A source close to Lante says it has retained investment banker Robertson Stephens to help in the search for an acquisition. The ideal candidate, he notes, is another consultant with access to blue-chip customers, complementary skills and the ability to help Lante get back on the profitability track quickly. An acquisition also would boost the firms sinking market cap.
The source says while Lante would much prefer to make an acquisition, as a public company it cannot afford to ignore a decent buyout offer. The former client/server integrator has clung fast to its independence over the past decade, rejecting countless offers from larger integrators like Perot Systems.
“Mark Tebbe [Lantes founder and major stockholder] is one of the most independent-minded executives in the industry,” says the source. “But he has to be open-minded now about the companys prospects.”

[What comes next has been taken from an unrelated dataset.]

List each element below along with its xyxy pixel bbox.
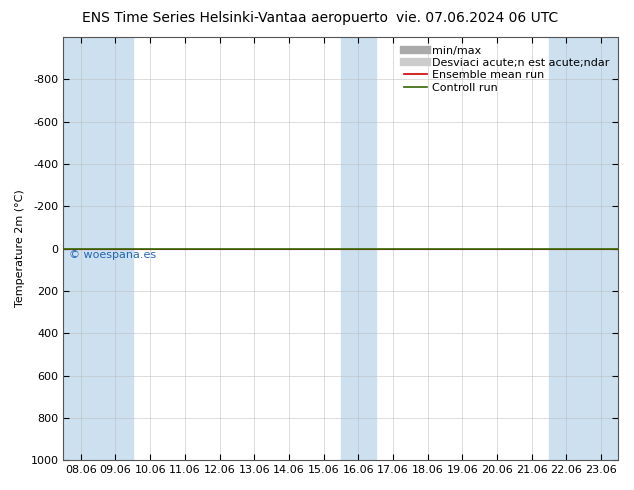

Meanwhile, Lantes business model and staffing requirements have undergone considerable changes in the last few months. The company had sought to be a leading provider of design and development services for B2B marketplaces, but the collapse of that market altered its strategy.
Now Lante wants to help clients leverage the opportunities in those e-marketplaces that survive.
Toward that end, Lante has been trimming staff—particularly within the ranks of its Web developers. Since December it has laid off more than 30 percent of its 600-member workforce.
Rick Gray, Lantes VP of marketing, declined to comment on the companys acquisition plans, except to note that “there is no news to report.”